Antofagasta (ANTO) in forte crescita per ottimismo sull'Iran e taglio stime rame
L'ottimismo per una potenziale risoluzione del conflitto in Iran, unito a una revisione al ribasso delle previsioni di produzione di rame in Cile, ha spinto al rialzo le azioni di Antofagasta plc. Il titolo della società mineraria quotata nel Regno Unito, uno dei maggiori produttori di rame, guadagna il 3,9%, scambiando a 3.790p.
I prezzi del rame hanno registrato un leggero aumento nella giornata del 20 maggio 2026, sostenuti dalle aspettative di una soluzione diplomatica per il conflitto in Iran. Contemporaneamente, l'agenzia statale cilena Cochilco ha tagliato le sue stime sulla produzione di rame per il 2026 del 2%, portandole a 5,3 milioni di tonnellate; questo aggiustamento dell'offerta, proveniente dal maggiore produttore mondiale, ha influenzato positivamente il sentiment di mercato per gli asset legati al rame.
I guadagni odierni segnano una ripresa per Antofagasta, che aveva chiuso la seduta di martedì a 3.649p.
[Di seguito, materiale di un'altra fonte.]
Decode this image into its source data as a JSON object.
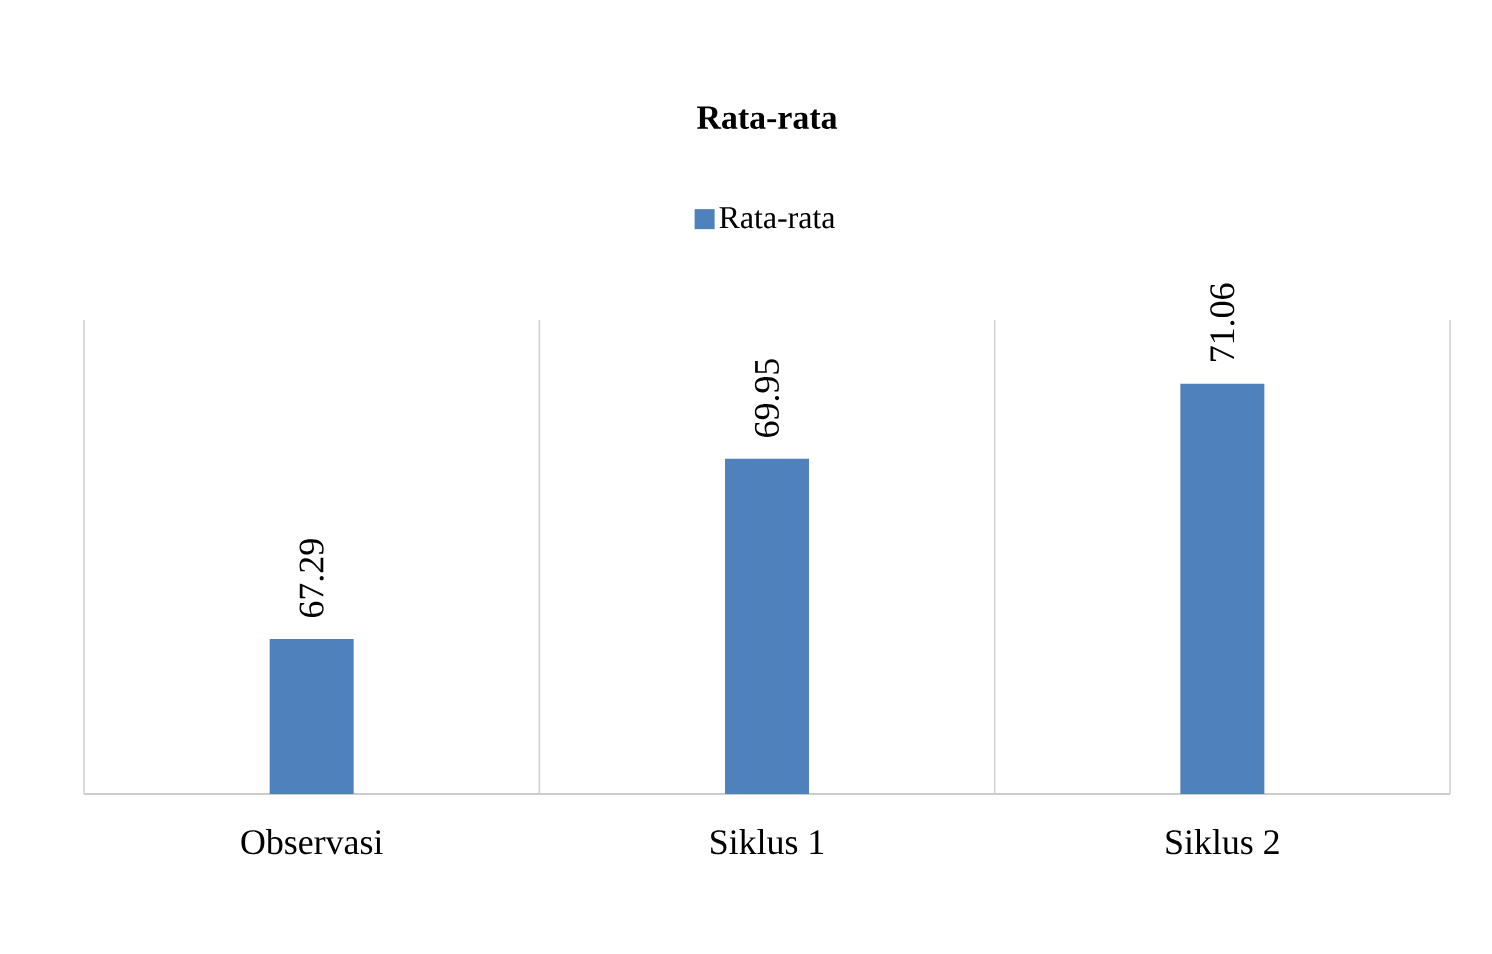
{
  "chart_data": {
    "type": "bar",
    "title": "Rata-rata",
    "categories": [
      "Observasi",
      "Siklus 1",
      "Siklus 2"
    ],
    "series": [
      {
        "name": "Rata-rata",
        "color": "#4f81bd",
        "values": [
          67.29,
          69.95,
          71.06
        ]
      }
    ],
    "ylim": [
      65,
      72
    ],
    "data_labels": true,
    "legend": "top",
    "grid": "x",
    "tick_labels": "x"
  }
}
Il titolo aveva subito un calo significativo la scorsa settimana, inclusa una flessione del 10,7% il 15 maggio, a seguito del declassamento a Underperform da parte di RBC Capital Markets. Il rame, considerato un barometro economico, continua a legare le sue quotazioni direttamente alle valutazioni dei produttori.
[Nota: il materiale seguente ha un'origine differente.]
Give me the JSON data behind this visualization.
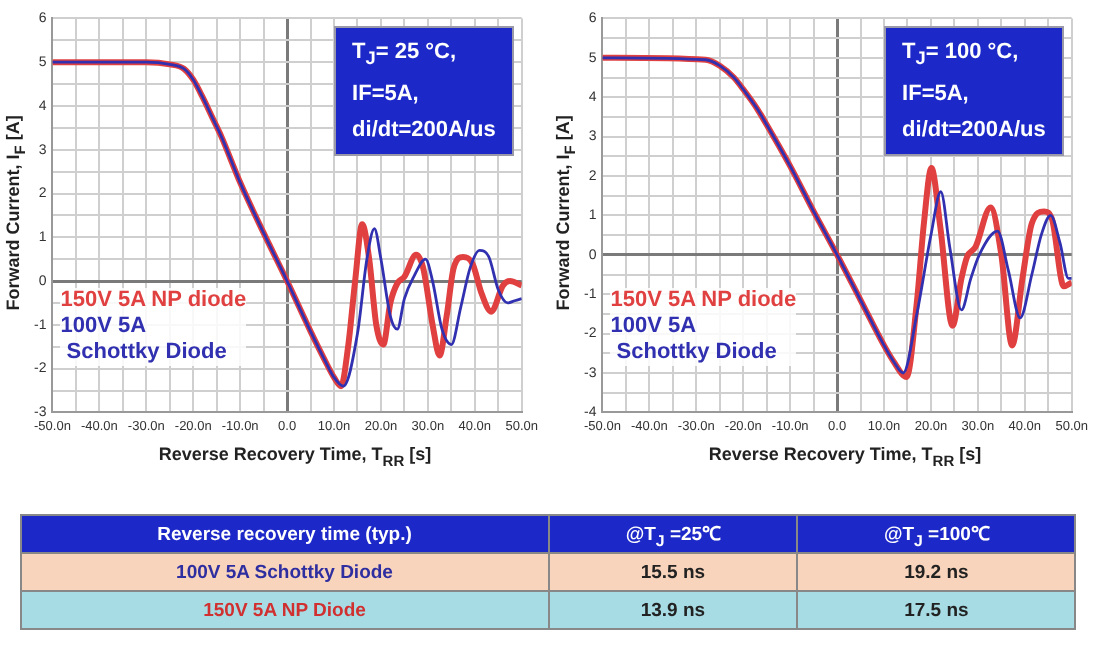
{
  "chart_data": [
    {
      "type": "line",
      "xlabel": "Reverse Recovery Time, T$_{RR}$ [s]",
      "ylabel": "Forward Current, I$_{F}$ [A]",
      "xlim": [
        -50,
        50
      ],
      "ylim": [
        -3,
        6
      ],
      "xticks": [
        {
          "value": -50,
          "label": "-50.0n"
        },
        {
          "value": -45,
          "label": null
        },
        {
          "value": -40,
          "label": "-40.0n"
        },
        {
          "value": -35,
          "label": null
        },
        {
          "value": -30,
          "label": "-30.0n"
        },
        {
          "value": -25,
          "label": null
        },
        {
          "value": -20,
          "label": "-20.0n"
        },
        {
          "value": -15,
          "label": null
        },
        {
          "value": -10,
          "label": "-10.0n"
        },
        {
          "value": -5,
          "label": null
        },
        {
          "value": 0,
          "label": "0.0"
        },
        {
          "value": 5,
          "label": null
        },
        {
          "value": 10,
          "label": "10.0n"
        },
        {
          "value": 15,
          "label": null
        },
        {
          "value": 20,
          "label": "20.0n"
        },
        {
          "value": 25,
          "label": null
        },
        {
          "value": 30,
          "label": "30.0n"
        },
        {
          "value": 35,
          "label": null
        },
        {
          "value": 40,
          "label": "40.0n"
        },
        {
          "value": 45,
          "label": null
        },
        {
          "value": 50,
          "label": "50.0n"
        }
      ],
      "yticks": [
        -3,
        {
          "value": -2.5,
          "label": null
        },
        -2,
        {
          "value": -1.5,
          "label": null
        },
        -1,
        {
          "value": -0.5,
          "label": null
        },
        0,
        {
          "value": 0.5,
          "label": null
        },
        1,
        {
          "value": 1.5,
          "label": null
        },
        2,
        {
          "value": 2.5,
          "label": null
        },
        3,
        {
          "value": 3.5,
          "label": null
        },
        4,
        {
          "value": 4.5,
          "label": null
        },
        5,
        {
          "value": 5.5,
          "label": null
        },
        6
      ],
      "grid": true,
      "legend": false,
      "marker": "none",
      "line_style": "solid",
      "annotations": [
        "T$_{J}$= 25 °C,",
        "IF=5A,",
        "di/dt=200A/us"
      ],
      "series": [
        {
          "name": "150V 5A NP diode",
          "color": "#e04040",
          "x": [
            -50,
            -30,
            -25,
            -22,
            -20,
            -18,
            -16,
            -14,
            -10,
            -5,
            0,
            5,
            8,
            10,
            11.5,
            13,
            14.5,
            16,
            17.5,
            19,
            20.5,
            22,
            23.5,
            25,
            27.5,
            29,
            31,
            32.5,
            34,
            35.5,
            37.5,
            39.5,
            41.5,
            43.5,
            46,
            47.5,
            50
          ],
          "values": [
            5,
            5,
            4.95,
            4.85,
            4.6,
            4.2,
            3.75,
            3.3,
            2.25,
            1.1,
            0,
            -1.15,
            -1.8,
            -2.2,
            -2.4,
            -1.5,
            0,
            1.3,
            0.5,
            -1,
            -1.45,
            -0.5,
            -0.05,
            0.1,
            0.6,
            0.3,
            -1,
            -1.7,
            -0.8,
            0.3,
            0.55,
            0.4,
            -0.3,
            -0.7,
            -0.1,
            0,
            -0.1
          ]
        },
        {
          "name": "100V 5A\n Schottky Diode",
          "color": "#3030b0",
          "x": [
            -50,
            -30,
            -25,
            -22,
            -20,
            -18,
            -16,
            -14,
            -10,
            -5,
            0,
            5,
            8,
            10,
            12,
            15,
            17,
            18.6,
            20,
            22,
            23.5,
            25,
            27,
            29.5,
            31,
            33,
            35,
            37,
            39,
            41,
            43,
            45,
            47,
            48.5,
            50
          ],
          "values": [
            5,
            5,
            4.95,
            4.85,
            4.6,
            4.2,
            3.75,
            3.3,
            2.25,
            1.1,
            0,
            -1.15,
            -1.8,
            -2.2,
            -2.4,
            -1.2,
            0.5,
            1.2,
            0.5,
            -0.8,
            -1.1,
            -0.4,
            0.1,
            0.5,
            0,
            -1.1,
            -1.45,
            -0.6,
            0.3,
            0.7,
            0.55,
            -0.2,
            -0.5,
            -0.45,
            -0.4
          ]
        }
      ]
    },
    {
      "type": "line",
      "xlabel": "Reverse Recovery Time, T$_{RR}$ [s]",
      "ylabel": "Forward Current, I$_{F}$ [A]",
      "xlim": [
        -50,
        50
      ],
      "ylim": [
        -4,
        6
      ],
      "xticks": [
        {
          "value": -50,
          "label": "-50.0n"
        },
        {
          "value": -45,
          "label": null
        },
        {
          "value": -40,
          "label": "-40.0n"
        },
        {
          "value": -35,
          "label": null
        },
        {
          "value": -30,
          "label": "-30.0n"
        },
        {
          "value": -25,
          "label": null
        },
        {
          "value": -20,
          "label": "-20.0n"
        },
        {
          "value": -15,
          "label": null
        },
        {
          "value": -10,
          "label": "-10.0n"
        },
        {
          "value": -5,
          "label": null
        },
        {
          "value": 0,
          "label": "0.0"
        },
        {
          "value": 5,
          "label": null
        },
        {
          "value": 10,
          "label": "10.0n"
        },
        {
          "value": 15,
          "label": null
        },
        {
          "value": 20,
          "label": "20.0n"
        },
        {
          "value": 25,
          "label": null
        },
        {
          "value": 30,
          "label": "30.0n"
        },
        {
          "value": 35,
          "label": null
        },
        {
          "value": 40,
          "label": "40.0n"
        },
        {
          "value": 45,
          "label": null
        },
        {
          "value": 50,
          "label": "50.0n"
        }
      ],
      "yticks": [
        -4,
        {
          "value": -3.5,
          "label": null
        },
        -3,
        {
          "value": -2.5,
          "label": null
        },
        -2,
        {
          "value": -1.5,
          "label": null
        },
        -1,
        {
          "value": -0.5,
          "label": null
        },
        0,
        {
          "value": 0.5,
          "label": null
        },
        1,
        {
          "value": 1.5,
          "label": null
        },
        2,
        {
          "value": 2.5,
          "label": null
        },
        3,
        {
          "value": 3.5,
          "label": null
        },
        4,
        {
          "value": 4.5,
          "label": null
        },
        5,
        {
          "value": 5.5,
          "label": null
        },
        6
      ],
      "grid": true,
      "legend": false,
      "marker": "none",
      "line_style": "solid",
      "annotations": [
        "T$_{J}$= 100 °C,",
        "IF=5A,",
        "di/dt=200A/us"
      ],
      "series": [
        {
          "name": "150V 5A NP diode",
          "color": "#e04040",
          "x": [
            -50,
            -28,
            -25,
            -22,
            -20,
            -17,
            -15,
            -10,
            -5,
            0,
            5,
            10,
            12,
            14.8,
            17,
            18.5,
            20.1,
            22,
            24.6,
            26.5,
            27.7,
            29.5,
            32.7,
            35,
            37.3,
            39.5,
            41.5,
            44.1,
            45.8,
            48.3,
            50
          ],
          "values": [
            5,
            4.95,
            4.8,
            4.5,
            4.2,
            3.7,
            3.3,
            2.25,
            1.1,
            0,
            -1.15,
            -2.3,
            -2.7,
            -3.1,
            -1.2,
            0.8,
            2.2,
            0.7,
            -1.8,
            -0.6,
            -0.05,
            0.2,
            1.2,
            0,
            -2.3,
            -0.6,
            0.8,
            1.1,
            0.9,
            -0.8,
            -0.7
          ]
        },
        {
          "name": "100V 5A\n Schottky Diode",
          "color": "#3030b0",
          "x": [
            -50,
            -28,
            -25,
            -22,
            -20,
            -17,
            -15,
            -10,
            -5,
            0,
            5,
            10,
            12,
            14.1,
            17,
            20,
            22.1,
            24,
            26.5,
            28.5,
            30.3,
            34.2,
            36.5,
            39,
            41.5,
            43.5,
            45.5,
            47.5,
            49.3,
            50
          ],
          "values": [
            5,
            4.95,
            4.8,
            4.5,
            4.2,
            3.7,
            3.3,
            2.25,
            1.1,
            0,
            -1.15,
            -2.3,
            -2.7,
            -3,
            -1.5,
            0.5,
            1.6,
            0.2,
            -1.4,
            -0.6,
            0,
            0.6,
            -0.4,
            -1.6,
            -0.5,
            0.5,
            1,
            0.3,
            -0.6,
            -0.6
          ]
        }
      ]
    },
    {
      "type": "other",
      "title": "Reverse recovery time (typ.)",
      "categories": [
        "@T$_{J}$ =25℃",
        "@T$_{J}$ =100℃"
      ],
      "series": [
        {
          "name": "100V  5A Schottky Diode",
          "values": [
            15.5,
            19.2
          ],
          "value_labels": [
            "15.5 ns",
            "19.2 ns"
          ]
        },
        {
          "name": "150V 5A NP Diode",
          "values": [
            13.9,
            17.5
          ],
          "value_labels": [
            "13.9 ns",
            "17.5 ns"
          ]
        }
      ]
    }
  ]
}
Perché una riduzione dell'offerta spinge i titoli dei minatori di rame
Antofagasta plc è un'importante società mineraria con sede nel Regno Unito, la cui attività principale consiste nell'estrazione del rame, un metallo essenziale che costituisce una pietra angolare dell'industria moderna. Questo materiale, infatti, trova ampio impiego nell'edilizia, nel cablaggio elettrico e nelle tecnologie per le energie rinnovabili, rendendo la redditività di Antofagasta, in quanto uno dei maggiori produttori mondiali, direttamente legata al prezzo globale del rame, che a sua volta è influenzato dalle dinamiche di domanda e offerta.
Il movimento al rialzo delle azioni di Antofagasta è in gran parte spiegato dalla revisione delle previsioni di produzione di rame da parte del Cile, il principale paese produttore al mondo. L'agenzia statale cilena, Cochilco, ha annunciato una riduzione del 2% delle sue stime per il 2026, proiettando ora una produzione di 5,3 milioni di tonnellate; questa contrazione dell'offerta attesa, unita a un più ampio ottimismo per una possibile risoluzione del conflitto in Iran che potrebbe stimolare la domanda, crea un mercato del rame più ristretto, spingendone al rialzo il prezzo.
Questo legame diretto tra l'offerta di rame, il suo prezzo di mercato e la valutazione di produttori come Antofagasta si riflette chiaramente nella performance del titolo, che sta scambiando in rialzo del 3,9% a 3.790p, segnando un notevole recupero rispetto alla chiusura di ieri a 3.649p.
Si può pensare a una situazione simile a quella di un articolo molto richiesto e in edizione limitata: se il produttore annunciasse improvvisamente che ne verranno prodotte il 2% in meno rispetto al previsto, il valore percepito e il prezzo di mercato di quell'articolo aumenterebbero, dato che la disponibilità sarebbe inferiore a fronte di una domanda invariata o addirittura crescente. Per Antofagasta, questo aggiustamento sul fronte dell'offerta significa che il suo prodotto principale, il rame, diventa più prezioso.

Antofagasta plc
Antofagasta plc (ANTO) è una società mineraria che opera principalmente nel settore del rame, con interessi significativi anche nella produzione di molibdeno, oro e argento come sottoprodotti. Le sue attività sono organizzate in diversi segmenti, tra cui spiccano le miniere di Los Pelambres (partecipazione del 60%), Centinela (70%), Antucoya (70%) e Zaldívar (50%), tutte situate in Cile. Oltre all'estrazione mineraria, la società si dedica all'esplorazione di nuovi giacimenti in varie nazioni e fornisce servizi di trasporto merci su rotaia e su strada per clienti minerari nel nord del Cile. Fondata nel 1888, Antofagasta plc è una controllata di Metalinvest Establishment e ha la sua sede legale a Londra, nel Regno Unito.